To leave this on an even sadder note. The day after I went to meet with scientists at ECIM, I met a local fisherman who was collecting seaweed on the beach for the local abalone farm. He also told me that he was a Loco diver, as were his brothers and many of his friends. When I spoke of the marine reserve and its utility, he laughed and said “yes, but we still all fish in there”. Although ECIM’s marine reserve uses a physical boundary (a 6ft fence) to stop humans traipsing all over the land, it (quite naturally) does not use similar in the surrounding sea. Locals fish this area just as they do anywhere else – well almost.
When I asked the fisherman more about it, he did say that there seemed to be more Loco and “better” Loco (i.e. larger) closer to, and inside, the protected area. Whether this is due to lower exploitation (some fishers may stay away from the protected area as they should) or whether it is due to a higher productivity / a more natural ecosystem presence along the adjacent coastline is unclear, but again it points toward the utility of forbidding destructive human activities….which it is important to note…can be as little as walking a non-marked path.
The question remains…do we invest in trying to teach…um…everyone about marine conservation OR do we close off enough areas (and police those in the sea – that are not fence-able) to conserve biodiversity, biomass and abundance of species at “natural” levels, whilst also allowing enough for human consumption?

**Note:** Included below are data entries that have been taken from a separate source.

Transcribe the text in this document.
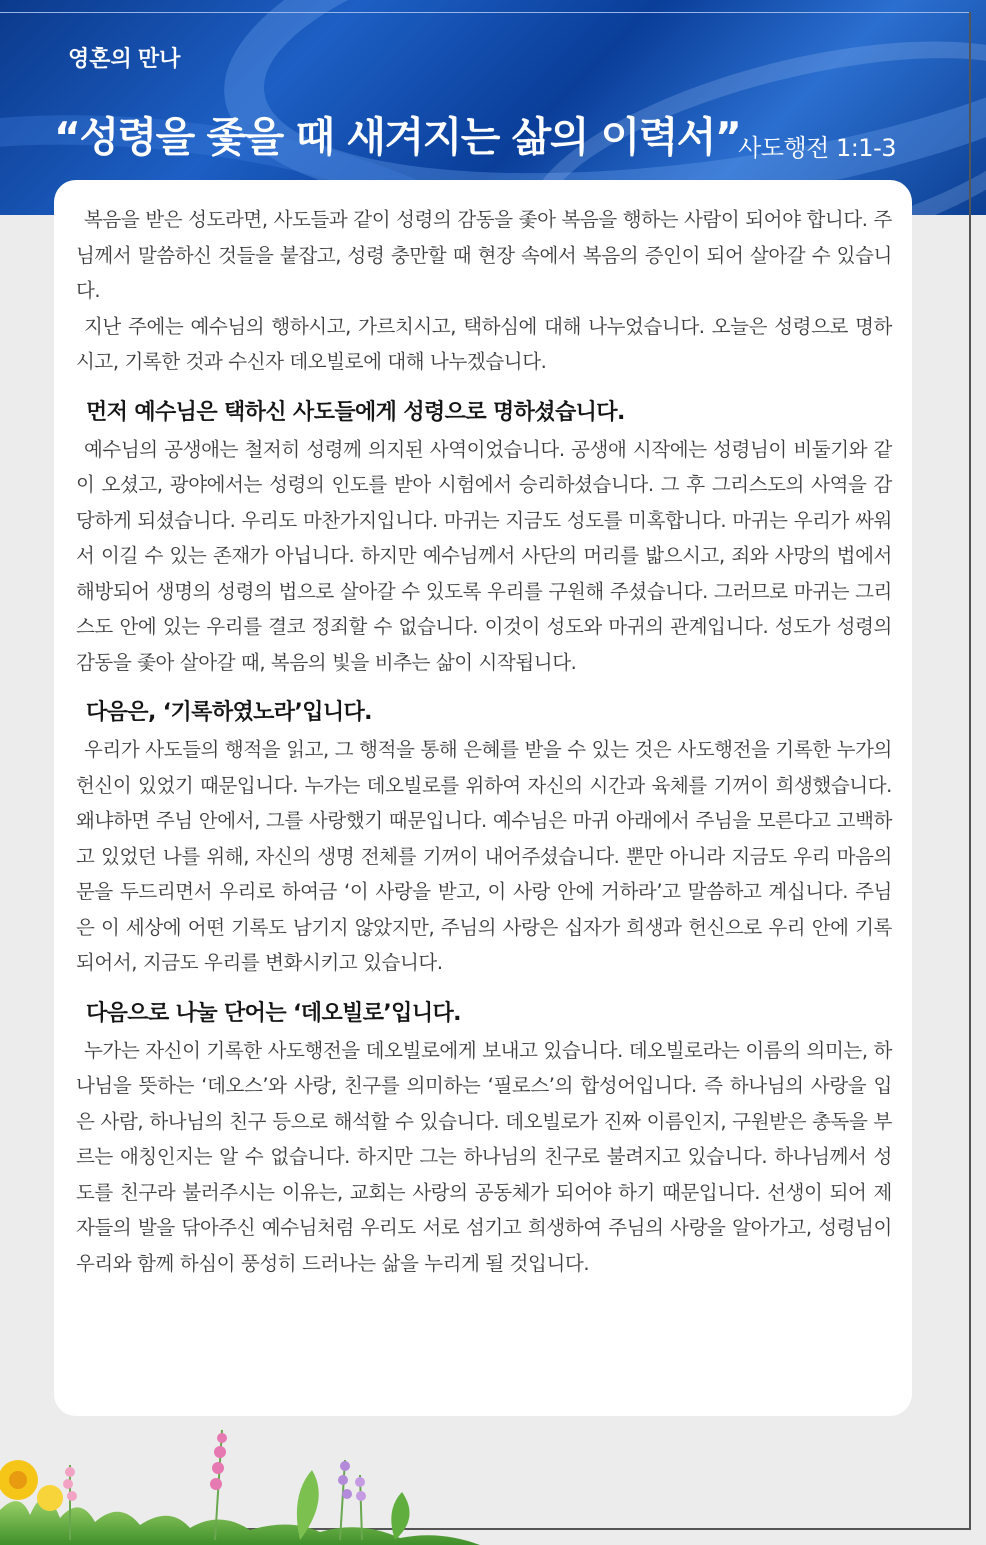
영혼의 만나
“성령을 좇을 때 새겨지는 삶의 이력서”
사도행전 1:1-3

복음을 받은 성도라면, 사도들과 같이 성령의 감동을 좇아 복음을 행하는 사람이 되어야 합니다. 주님께서 말씀하신 것들을 붙잡고, 성령 충만할 때 현장 속에서 복음의 증인이 되어 살아갈 수 있습니다.

지난 주에는 예수님의 행하시고, 가르치시고, 택하심에 대해 나누었습니다. 오늘은 성령으로 명하시고, 기록한 것과 수신자 데오빌로에 대해 나누겠습니다.

먼저 예수님은 택하신 사도들에게 성령으로 명하셨습니다.

예수님의 공생애는 철저히 성령께 의지된 사역이었습니다. 공생애 시작에는 성령님이 비둘기와 같이 오셨고, 광야에서는 성령의 인도를 받아 시험에서 승리하셨습니다. 그 후 그리스도의 사역을 감당하게 되셨습니다. 우리도 마찬가지입니다. 마귀는 지금도 성도를 미혹합니다. 마귀는 우리가 싸워서 이길 수 있는 존재가 아닙니다. 하지만 예수님께서 사단의 머리를 밟으시고, 죄와 사망의 법에서 해방되어 생명의 성령의 법으로 살아갈 수 있도록 우리를 구원해 주셨습니다. 그러므로 마귀는 그리스도 안에 있는 우리를 결코 정죄할 수 없습니다. 이것이 성도와 마귀의 관계입니다. 성도가 성령의 감동을 좇아 살아갈 때, 복음의 빛을 비추는 삶이 시작됩니다.

다음은, ‘기록하였노라’입니다.

우리가 사도들의 행적을 읽고, 그 행적을 통해 은혜를 받을 수 있는 것은 사도행전을 기록한 누가의 헌신이 있었기 때문입니다. 누가는 데오빌로를 위하여 자신의 시간과 육체를 기꺼이 희생했습니다. 왜냐하면 주님 안에서, 그를 사랑했기 때문입니다. 예수님은 마귀 아래에서 주님을 모른다고 고백하고 있었던 나를 위해, 자신의 생명 전체를 기꺼이 내어주셨습니다. 뿐만 아니라 지금도 우리 마음의 문을 두드리면서 우리로 하여금 ‘이 사랑을 받고, 이 사랑 안에 거하라’고 말씀하고 계십니다. 주님은 이 세상에 어떤 기록도 남기지 않았지만, 주님의 사랑은 십자가 희생과 헌신으로 우리 안에 기록되어서, 지금도 우리를 변화시키고 있습니다.

다음으로 나눌 단어는 ‘데오빌로’입니다.

누가는 자신이 기록한 사도행전을 데오빌로에게 보내고 있습니다. 데오빌로라는 이름의 의미는, 하나님을 뜻하는 ‘데오스’와 사랑, 친구를 의미하는 ‘필로스’의 합성어입니다. 즉 하나님의 사랑을 입은 사람, 하나님의 친구 등으로 해석할 수 있습니다. 데오빌로가 진짜 이름인지, 구원받은 총독을 부르는 애칭인지는 알 수 없습니다. 하지만 그는 하나님의 친구로 불려지고 있습니다. 하나님께서 성도를 친구라 불러주시는 이유는, 교회는 사랑의 공동체가 되어야 하기 때문입니다. 선생이 되어 제자들의 발을 닦아주신 예수님처럼 우리도 서로 섬기고 희생하여 주님의 사랑을 알아가고, 성령님이 우리와 함께 하심이 풍성히 드러나는 삶을 누리게 될 것입니다.
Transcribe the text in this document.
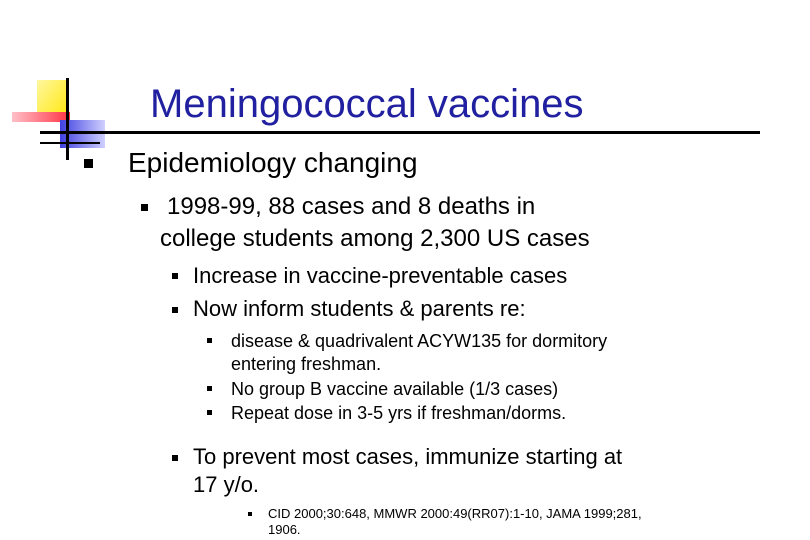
Meningococcal vaccines
Epidemiology changing
1998-99, 88 cases and 8 deaths in
college students among 2,300 US cases
Increase in vaccine-preventable cases
Now inform students & parents re:
disease & quadrivalent ACYW135 for dormitory
entering freshman.
No group B vaccine available (1/3 cases)
Repeat dose in 3-5 yrs if freshman/dorms.
To prevent most cases, immunize starting at
17 y/o.
CID 2000;30:648, MMWR 2000:49(RR07):1-10, JAMA 1999;281,
1906.
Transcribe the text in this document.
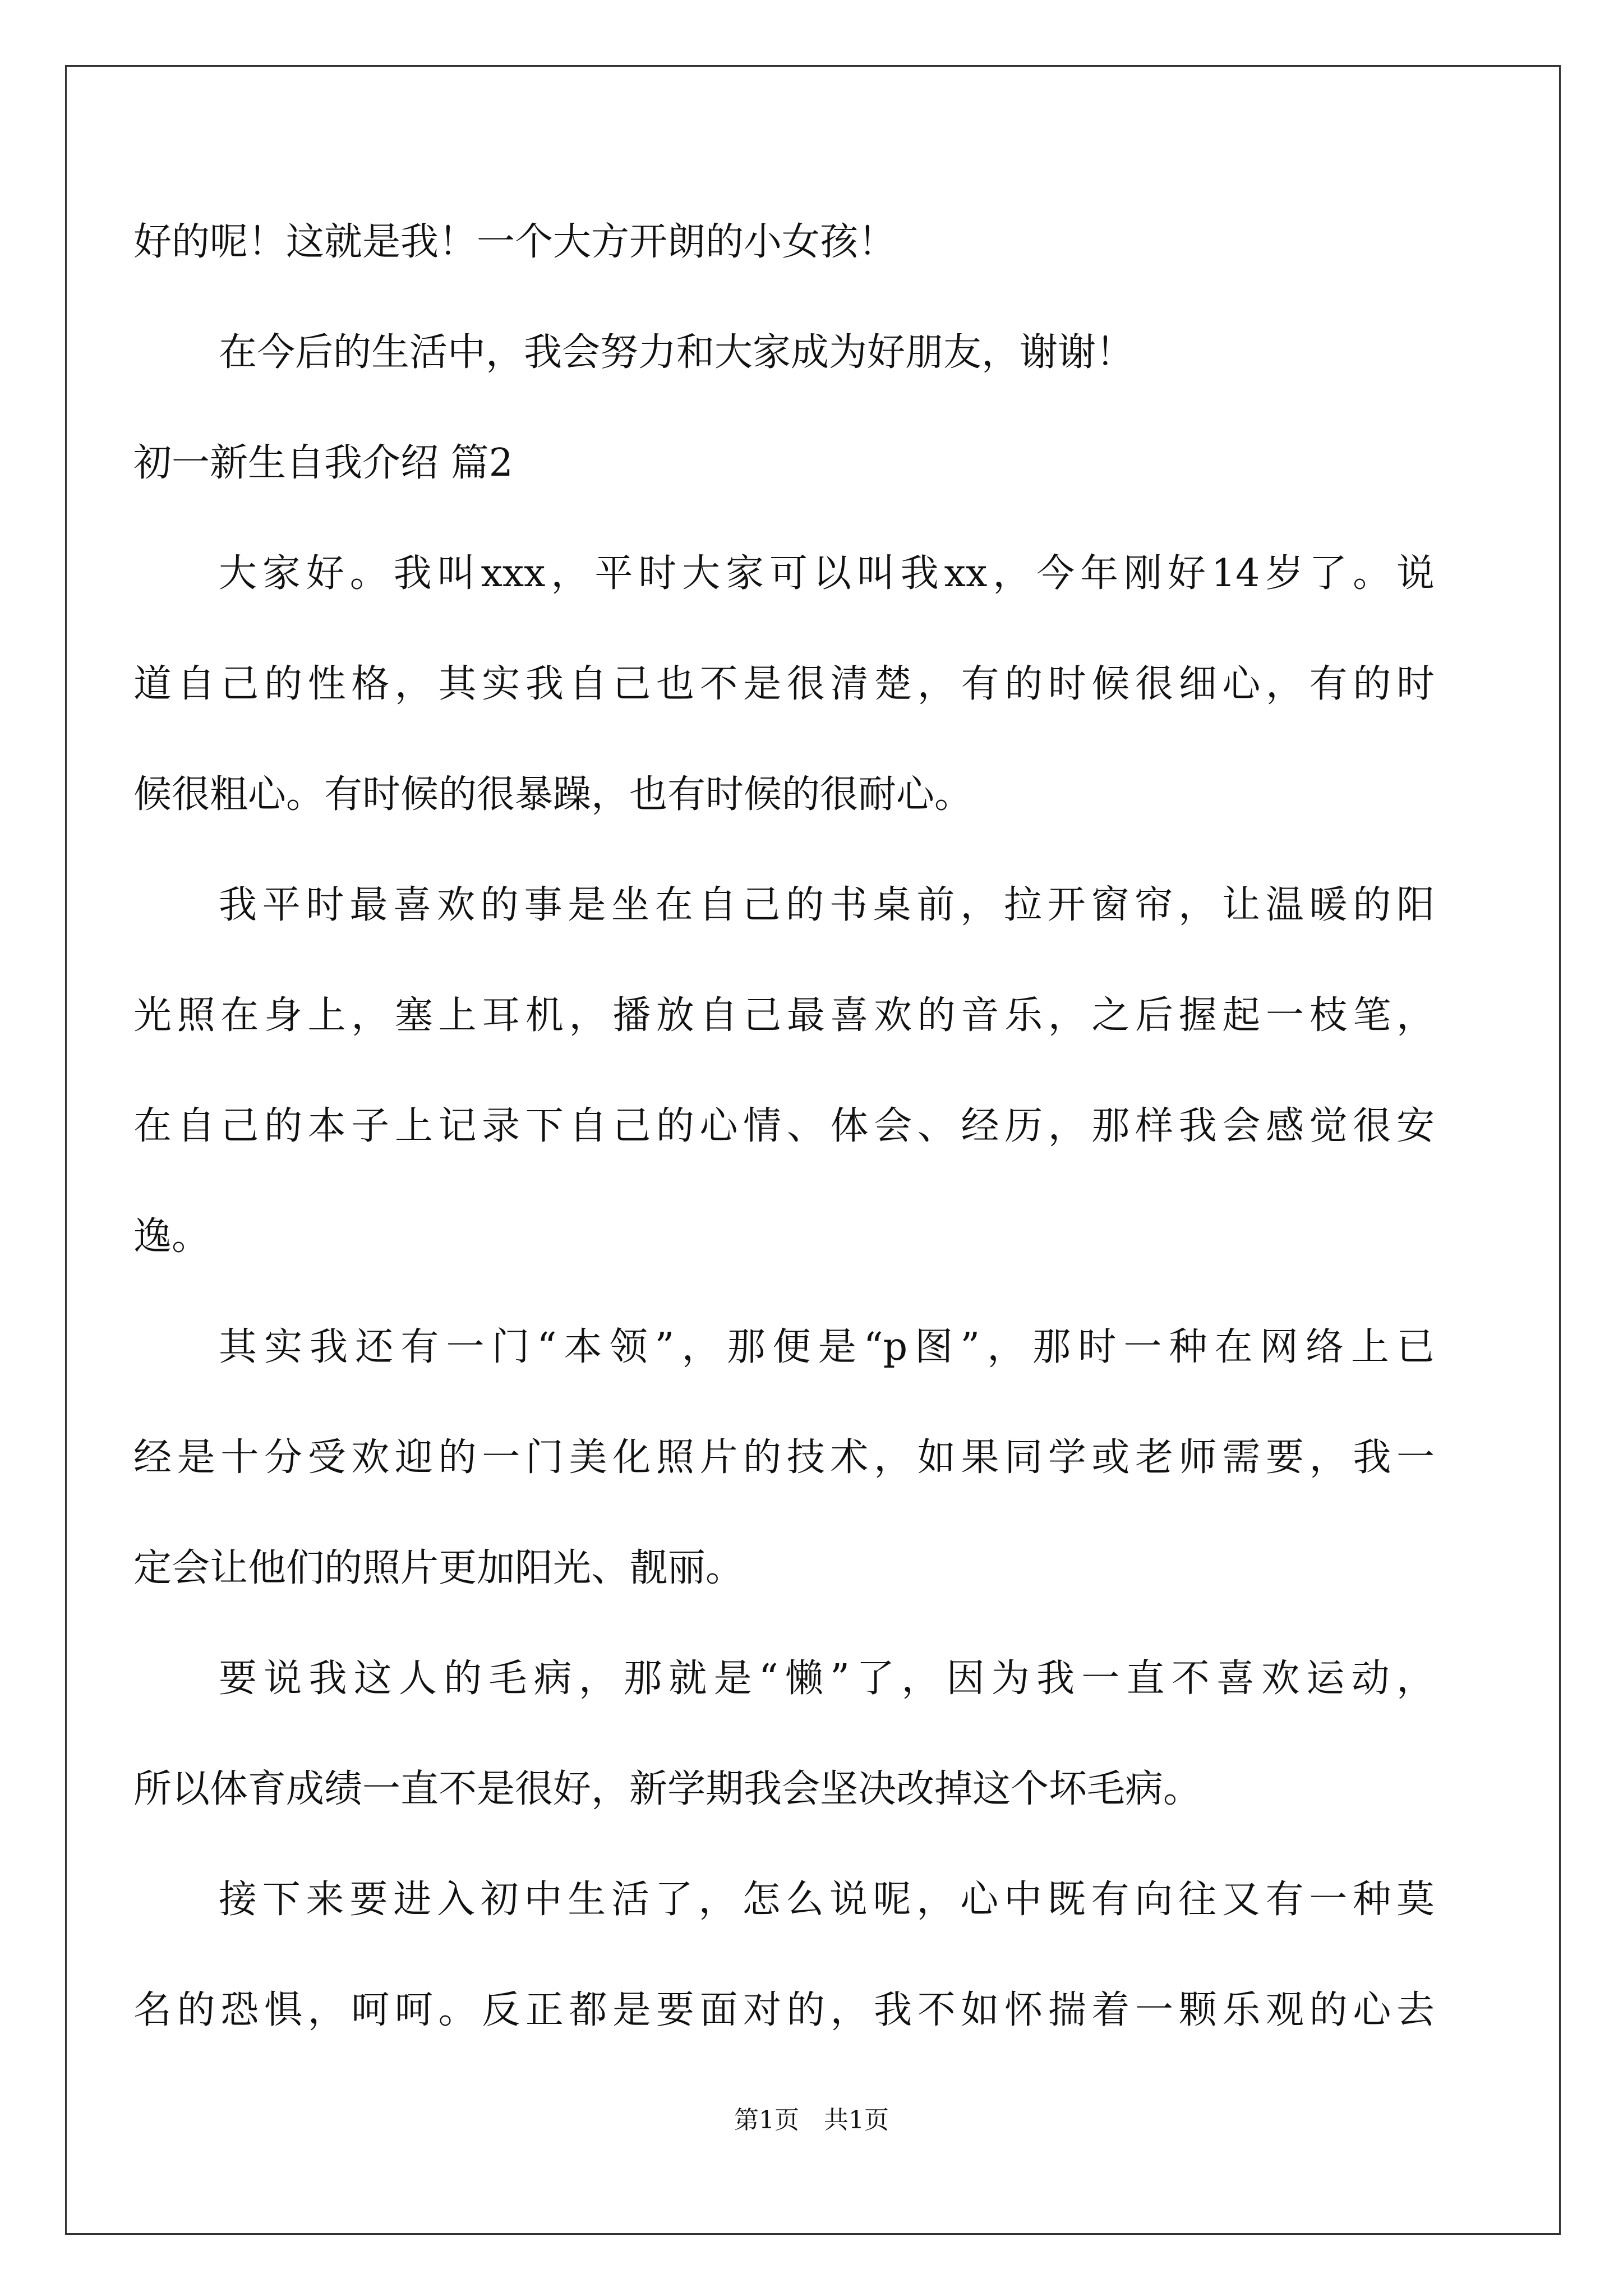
好的呢！这就是我！一个大方开朗的小女孩！
在今后的生活中，我会努力和大家成为好朋友，谢谢！
初一新生自我介绍 篇2
大家好。我叫xxx，平时大家可以叫我xx，今年刚好14岁了。说
道自己的性格，其实我自己也不是很清楚，有的时候很细心，有的时
候很粗心。有时候的很暴躁，也有时候的很耐心。
我平时最喜欢的事是坐在自己的书桌前，拉开窗帘，让温暖的阳
光照在身上，塞上耳机，播放自己最喜欢的音乐，之后握起一枝笔，
在自己的本子上记录下自己的心情、体会、经历，那样我会感觉很安
逸。
其实我还有一门“本领”，那便是“p图”，那时一种在网络上已
经是十分受欢迎的一门美化照片的技术，如果同学或老师需要，我一
定会让他们的照片更加阳光、靓丽。
要说我这人的毛病，那就是“懒”了，因为我一直不喜欢运动，
所以体育成绩一直不是很好，新学期我会坚决改掉这个坏毛病。
接下来要进入初中生活了，怎么说呢，心中既有向往又有一种莫
名的恐惧，呵呵。反正都是要面对的，我不如怀揣着一颗乐观的心去
第1页　共1页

- Well, in my humble opinion, it has to be both. Short term goals (those that we need now) are to make more reserves and protected areas, especially in areas of particular importance (ecologically and commercially). We also need to invest a lot more in policing our marine fisheries. Longer term we need to aim to educate the younger generations – those that will be impacting our environment in years to come and those that will be working to protect and recover the losses that are happening now.